Alana Krivo-Kaufman of Brooklyn, a JVP staff member who was also barred from the flight, said the “interfaith delegation was planning to meet with community organizations, human rights organizations, Palestinians and Israelis who are working for social transformation and for peace. The whole delegation was 23 people and the majority traveled together from Dulles Airport. … The other 18 were allowed to go and are there now.”

Three of the five kept from the flight were with JVP. The others were from the two other groups that comprised the delegation — American Muslims for Palestine and the Presbyterian Peace Fellowship, which is active in the Presbyterian Church (U.S.A.), a group that three years ago voted to divest from some companies that do business in Israel as a form of protest against Israel’s treatment of Palestinians.

Both the Anti-Defamation League and the American Jewish Committee opposed the anti-BDS legislation when it was first discussed. The ADL said on Twitter: “Israel’s democracy, pluralism, open society serve as best defense against #BDS. New law harms rather than helps.”

The AJC’s CEO, David Harris, acknowledged Israel’s right to border control and the country’s desire to defend its legitimacy. But he said in a statement that barring visitors for their political views “will not by itself defeat BDS, nor will it help Israel’s image as the beacon of democracy in the Middle East ….”

“BDS is presented as if it were a political argument to fight occupation, but it is a way to delegitimize the State of Israel…”

But neither the ADL nor the AJC has commented on last week’s implementation of the law.

Logan Bayaroff, a spokesman for J Street, said his organization “clearly opposed” the law when it was discussed in the Knesset. Now that it has been implemented, he said, “it is certainly chilling to see Jewish activists — no matter how much you disagree with their views — banned like this.”

But the law has wide support in Israel, according to Zalman Shoval, a former Israeli ambassador to the United States.

“Most people here support it and are very angry at those who support BDS,” he told The Jewish Week. “BDS is presented as if it were a political argument to fight occupation, but it is a way to delegitimize the State of Israel. … It is about the very right of the Jewish people for a state, and therefore most of the public and political opinion both on the right and on the left are opposed to BDS.”
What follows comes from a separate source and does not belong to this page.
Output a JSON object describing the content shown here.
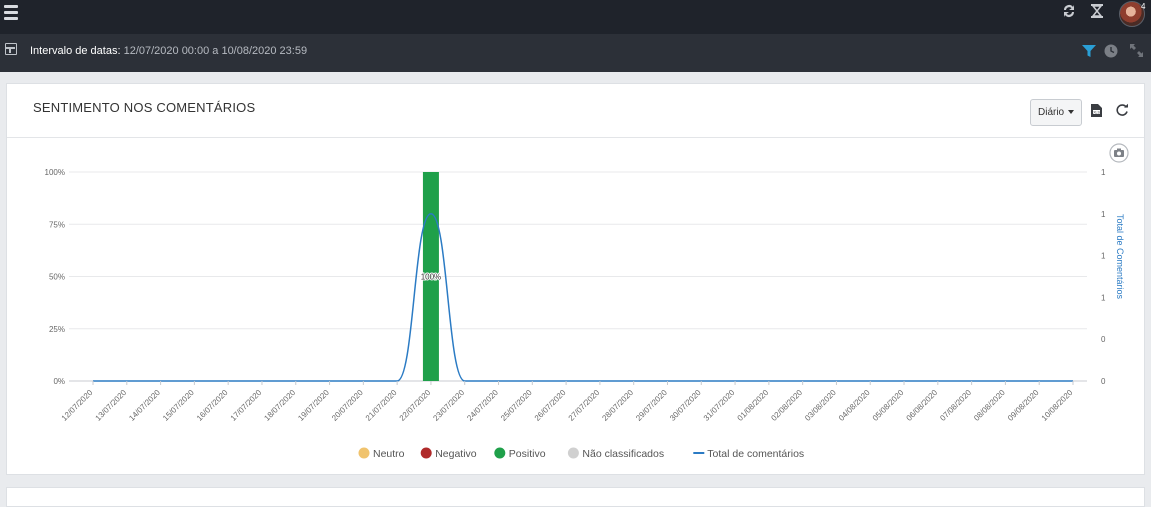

Meanwhile, the proposed Anti-Israel Boycott Act now before the U.S. Senate and House continues to confuse. New York Sen. Kirsten Gillibrand, a co-sponsor, met with representatives of the American Civil Liberties Union and now believes the bill needs to be changed to avoid an ambiguity spotted by the ACLU. The ACLU said it believes the bill as written would impose penalties on individuals and not only companies that support BDS.

Other lawmakers, including fellow New York Democrat Charles Schumer, insist the ACLU is wrong in its broad interpretation of the legislation. He and others contend the bill simply updates the Export Administration Act of 1979 to encompass intergovernmental groups like the European Union that have supported BDS — and that it applies to companies only.